Abstract

Trimethoprim-sulfamethoxazole (TMP-SMX) is the drug of choice for anti-Pneumocystis jirovecii pneumonia (PJP) prophylaxis in kidney transplant recipients (KTR). Post-transplant management balances preventing PJP with managing TMP-SMX-related adverse effects. TMP-SMX dose reduction addresses adverse effects but its implications to incident PJP are unclear. The approach to using TMP-SMX is highly variable; in the first post-transplant year TMP-SMX dosing regimens range from one double-strength tablet daily to one single-strength tablet on alternate days.

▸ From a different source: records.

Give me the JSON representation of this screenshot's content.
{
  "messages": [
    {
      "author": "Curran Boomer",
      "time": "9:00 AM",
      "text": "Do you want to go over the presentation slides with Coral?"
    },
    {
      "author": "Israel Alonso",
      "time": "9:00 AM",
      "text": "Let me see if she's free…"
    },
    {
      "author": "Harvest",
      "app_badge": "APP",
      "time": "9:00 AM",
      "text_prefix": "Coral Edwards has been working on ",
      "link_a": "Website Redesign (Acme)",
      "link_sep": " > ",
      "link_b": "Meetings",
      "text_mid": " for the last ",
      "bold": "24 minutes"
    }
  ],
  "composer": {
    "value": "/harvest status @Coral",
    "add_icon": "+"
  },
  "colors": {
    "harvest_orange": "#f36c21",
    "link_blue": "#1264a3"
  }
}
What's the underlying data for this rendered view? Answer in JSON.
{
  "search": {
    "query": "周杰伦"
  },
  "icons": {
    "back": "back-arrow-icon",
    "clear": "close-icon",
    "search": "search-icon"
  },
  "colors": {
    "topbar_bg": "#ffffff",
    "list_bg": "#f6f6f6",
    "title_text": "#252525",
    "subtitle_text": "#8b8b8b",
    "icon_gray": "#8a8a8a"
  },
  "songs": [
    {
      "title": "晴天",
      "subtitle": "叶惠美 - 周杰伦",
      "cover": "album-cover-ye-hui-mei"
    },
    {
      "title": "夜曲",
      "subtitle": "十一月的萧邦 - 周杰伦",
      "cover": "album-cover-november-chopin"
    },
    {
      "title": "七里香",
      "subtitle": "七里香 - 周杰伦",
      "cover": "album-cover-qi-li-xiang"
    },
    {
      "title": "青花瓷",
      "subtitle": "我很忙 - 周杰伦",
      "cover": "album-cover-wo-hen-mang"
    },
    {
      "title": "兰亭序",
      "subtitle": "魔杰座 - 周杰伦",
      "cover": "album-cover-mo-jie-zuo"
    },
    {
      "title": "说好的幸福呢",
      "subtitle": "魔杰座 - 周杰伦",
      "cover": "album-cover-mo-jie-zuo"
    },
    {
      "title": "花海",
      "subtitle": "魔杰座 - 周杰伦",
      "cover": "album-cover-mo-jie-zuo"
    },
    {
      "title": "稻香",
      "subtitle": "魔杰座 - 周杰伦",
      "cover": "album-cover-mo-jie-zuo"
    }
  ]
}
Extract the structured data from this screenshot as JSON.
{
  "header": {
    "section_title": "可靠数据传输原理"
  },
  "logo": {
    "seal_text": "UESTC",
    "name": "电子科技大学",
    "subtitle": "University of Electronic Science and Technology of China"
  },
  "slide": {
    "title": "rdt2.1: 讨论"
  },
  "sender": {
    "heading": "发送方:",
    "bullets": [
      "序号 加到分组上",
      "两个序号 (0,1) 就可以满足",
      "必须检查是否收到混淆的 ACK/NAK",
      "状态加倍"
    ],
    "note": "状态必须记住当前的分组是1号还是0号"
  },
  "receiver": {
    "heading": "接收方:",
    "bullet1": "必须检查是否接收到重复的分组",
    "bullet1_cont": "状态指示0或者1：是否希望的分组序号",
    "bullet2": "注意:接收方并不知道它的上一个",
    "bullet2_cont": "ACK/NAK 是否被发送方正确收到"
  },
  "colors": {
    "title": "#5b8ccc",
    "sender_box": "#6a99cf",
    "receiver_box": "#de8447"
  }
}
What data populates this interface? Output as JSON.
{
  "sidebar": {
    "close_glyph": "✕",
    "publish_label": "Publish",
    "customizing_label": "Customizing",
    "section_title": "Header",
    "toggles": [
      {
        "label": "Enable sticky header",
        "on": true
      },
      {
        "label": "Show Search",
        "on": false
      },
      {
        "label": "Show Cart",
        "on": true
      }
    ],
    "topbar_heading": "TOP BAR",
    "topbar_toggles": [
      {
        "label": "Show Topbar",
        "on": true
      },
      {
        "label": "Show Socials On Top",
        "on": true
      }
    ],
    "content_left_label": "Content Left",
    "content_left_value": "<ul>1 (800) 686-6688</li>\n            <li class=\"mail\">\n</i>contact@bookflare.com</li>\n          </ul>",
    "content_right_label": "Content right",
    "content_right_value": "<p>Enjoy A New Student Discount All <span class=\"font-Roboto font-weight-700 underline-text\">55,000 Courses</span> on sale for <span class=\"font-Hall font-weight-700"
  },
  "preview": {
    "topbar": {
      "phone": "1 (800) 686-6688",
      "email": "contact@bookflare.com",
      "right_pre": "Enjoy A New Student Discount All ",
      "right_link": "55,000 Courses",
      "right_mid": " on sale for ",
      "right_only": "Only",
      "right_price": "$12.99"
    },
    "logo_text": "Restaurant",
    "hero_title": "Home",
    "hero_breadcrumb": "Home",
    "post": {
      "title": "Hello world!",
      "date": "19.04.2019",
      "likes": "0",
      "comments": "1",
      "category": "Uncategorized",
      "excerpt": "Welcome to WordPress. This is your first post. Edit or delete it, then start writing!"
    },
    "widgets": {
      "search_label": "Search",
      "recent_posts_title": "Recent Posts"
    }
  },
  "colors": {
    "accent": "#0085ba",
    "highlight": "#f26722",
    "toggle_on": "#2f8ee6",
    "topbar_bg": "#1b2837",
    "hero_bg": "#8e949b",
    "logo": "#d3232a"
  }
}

We performed a retrospective review of all patients transplanted at our institution between 2011 and 2015 prescribed daily single strength TMP-SMX for twelve months post-transplantation as PJP prophylaxis. Actual TMP-SMX dose and duration, adverse effects including hyperkalemia and leukopenia, number of dose reductions and the corresponding reasons, and PJP events were captured. Multivariate logistic regression analysis for risk factors associated with each reason for dose reduction was performed. Of 438 KTR transplanted during the pre-specified period, 233 KTR (53%) maintained daily TMP-SMX and 205 KTR (47%) sustained ≥ 1 dose reduction, with the point prevalence of a reduced dose regimen being between 18-25% over the course of the first post-transplant year. Median duration for daily TMP-SMX was 8.45/12 months, contributing 4137 patient-months daily TMP-SMX and 1110 patient-months with a reduced dose. PJP did not occur in any patients. There were 84 documented dose reductions for hyperkalemia and 102 for leukopenia, with 12 and 7 patients requiring TMP-SMX cessation. In multivariate analysis, a living donor transplant protected against hyperkalemia (Odds Ratio 0.46, 95% CI 0.26-0.83, p<0.01) while acute rejection was a risk factor for leukopenia (Odds Ratio 3.31, 95% CI 1.39-7.90, p=0.006). TMP-SMX dose reduction for adverse effect management is frequent in the first post-transplant year, but PJP fortunately does not occur as a result. Although an alternate-day single strength TMP-SMX dosing regimen seems reasonable, to limit the need for TMP-SMX dose reduction due to adverse effects a prospective clinical trial comparing daily to thrice weekly single strength TMP-SMX in de-novo KTR is justified.